Penurunan inflasi inti ini mencerminkan permintaan domestik yang masih lemah, selain nilai tukar yang stabil dan ekspektasi inflasi yang terkendali.

Lebih jauh, Arbonas menjelaskan, ada beberapa risiko yang masih diwaspadai BI. Dari sisi global, risiko yang dimaksud terutama berasal dari Amerika Serikat (AS) di antaranya rencana kenaikan bunga dana serta normalisasi neraca bank sentral AS, serta kebijakan fiskal pemerintah AS.

Selain itu, BI juga mewaspadai konsolidasi korporasi dan perbankan yang berlanjut. Konsolidasi perbankan seiring dengan masih tingginya risiko kredit. Pada Mei lalu, rasio kredit seret (Non Performing Loan/NPL) gross tercatat 3,1% dan NPL nett 1,4%. 

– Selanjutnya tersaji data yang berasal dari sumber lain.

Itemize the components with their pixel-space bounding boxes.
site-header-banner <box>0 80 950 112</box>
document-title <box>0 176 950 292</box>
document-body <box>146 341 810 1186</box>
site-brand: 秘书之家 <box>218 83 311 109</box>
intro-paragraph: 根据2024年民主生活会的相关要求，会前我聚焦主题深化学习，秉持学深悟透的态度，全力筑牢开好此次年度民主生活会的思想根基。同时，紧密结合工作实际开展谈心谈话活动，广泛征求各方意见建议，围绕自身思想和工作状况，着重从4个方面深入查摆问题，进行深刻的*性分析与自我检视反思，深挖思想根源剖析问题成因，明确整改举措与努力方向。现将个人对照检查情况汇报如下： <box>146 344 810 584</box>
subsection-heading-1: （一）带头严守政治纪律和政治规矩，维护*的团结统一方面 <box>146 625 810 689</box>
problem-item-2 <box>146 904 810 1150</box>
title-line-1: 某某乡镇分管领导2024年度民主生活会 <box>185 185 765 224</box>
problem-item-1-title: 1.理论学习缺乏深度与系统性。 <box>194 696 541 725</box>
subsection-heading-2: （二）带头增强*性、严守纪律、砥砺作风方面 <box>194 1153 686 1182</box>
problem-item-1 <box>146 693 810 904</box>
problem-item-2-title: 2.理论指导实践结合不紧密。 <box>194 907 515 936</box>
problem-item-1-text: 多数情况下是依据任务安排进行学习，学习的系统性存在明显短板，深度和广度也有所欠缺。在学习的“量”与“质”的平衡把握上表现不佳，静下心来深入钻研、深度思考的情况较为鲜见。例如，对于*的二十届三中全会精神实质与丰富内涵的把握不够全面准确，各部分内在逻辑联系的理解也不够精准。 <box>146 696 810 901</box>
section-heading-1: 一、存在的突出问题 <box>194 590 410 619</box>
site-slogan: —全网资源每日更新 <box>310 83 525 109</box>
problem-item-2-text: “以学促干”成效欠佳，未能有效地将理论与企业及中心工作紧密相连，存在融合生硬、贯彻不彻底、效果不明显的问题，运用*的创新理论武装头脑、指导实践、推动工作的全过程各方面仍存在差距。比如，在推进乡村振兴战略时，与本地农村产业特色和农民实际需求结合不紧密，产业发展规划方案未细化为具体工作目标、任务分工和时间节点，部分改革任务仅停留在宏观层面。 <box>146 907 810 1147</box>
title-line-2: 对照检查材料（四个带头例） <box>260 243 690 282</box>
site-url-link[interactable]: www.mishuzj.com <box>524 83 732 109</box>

Adapun pertumbuhan kredit perbankan tercatat melambat dari 9,5% pada April menjadi 8,7 persen pada Mei. Di sisi lain, pertumbuhan dana nasabah atau Dana Pihak Ketiga (DPK) membaik dari 9,9 persen menjadi 11,2 persen.

“Pertumbuhan DPK dan kredit pada tahun 2017 diperkirakan akan membaik dan masing-masing berada dalam kisaran 9-11% dan 10-12%,” kata Arbonas.

Ia pun menekankan, BI akan terus memperkuat bauran kebijakan moneter, makroprudensial, dan sistem pembayaran guna menjaga stabilitas makroekonomi dan sistem keuangan serta tetap memberi dukungan bagi pemulihan ekonomi lebih lanjut.